Programming Assignment 1
For programming students, the first task is to develop two programs
related to the task of converting phonemes into words.
w2p: words to phonemes
We will begin by converting words into phonemes. Name your program
w2p (for Words To Phonemes) and have it accept a filename on the
command line. It should open the file and read it. The file consists
of words on one or more lines. For each word, convert it into
phonemic form and print the result, one phoneme per line.

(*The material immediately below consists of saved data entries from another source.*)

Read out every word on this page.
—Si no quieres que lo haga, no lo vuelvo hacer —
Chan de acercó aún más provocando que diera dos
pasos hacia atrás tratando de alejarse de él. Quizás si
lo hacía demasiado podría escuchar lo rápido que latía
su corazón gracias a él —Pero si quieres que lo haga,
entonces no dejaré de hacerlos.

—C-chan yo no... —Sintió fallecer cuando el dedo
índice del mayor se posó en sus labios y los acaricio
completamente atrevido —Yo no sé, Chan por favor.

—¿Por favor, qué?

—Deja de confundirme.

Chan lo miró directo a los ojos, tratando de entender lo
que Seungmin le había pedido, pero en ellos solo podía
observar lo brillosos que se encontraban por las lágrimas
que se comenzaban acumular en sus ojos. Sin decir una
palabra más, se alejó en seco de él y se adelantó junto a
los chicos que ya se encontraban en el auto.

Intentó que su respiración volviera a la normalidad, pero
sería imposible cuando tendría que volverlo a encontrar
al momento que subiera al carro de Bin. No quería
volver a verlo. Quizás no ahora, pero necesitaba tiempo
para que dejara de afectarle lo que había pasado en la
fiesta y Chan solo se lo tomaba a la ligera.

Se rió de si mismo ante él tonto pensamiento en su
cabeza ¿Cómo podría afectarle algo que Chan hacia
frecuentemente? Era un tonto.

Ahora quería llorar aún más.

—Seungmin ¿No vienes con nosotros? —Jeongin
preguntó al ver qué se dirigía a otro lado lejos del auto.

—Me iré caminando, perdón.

You are allowed and encouraged to build additional functionality into
your w2p program, which functionality can be controlled by additional
command line arguments. You may wish, for example, to also print the
word that is being translated. Or you may wish to specify the phoneme
set to be used for output. Whatever you want. Here is an example of
running your program:
w2p whatever.txt > file1
p2p: phonemes to phonemes
The second program reads a speech label file consisting of timing
marks and phonemes. Strip away everything that is not needed and
print out the phonemes one per line. Here is an example of running
your program:
p2p whatever.phn > file2
Comparison
The outputs of your two programs should be compatible. Use the same
phoneme set for both programs. We will compare the two outputs as
follows. First, run w2p and capture the output into file1. Next, run
p2p and capture the output into file2. Finally, run the following
diff command and capture the output into file3.
diff -y -W 10 file1 file2 > file3
The -y switch specifies that diff should use side-by-side
format for its output. The -W 10 switch and parameter
specifies a column width of 10 characters in the output.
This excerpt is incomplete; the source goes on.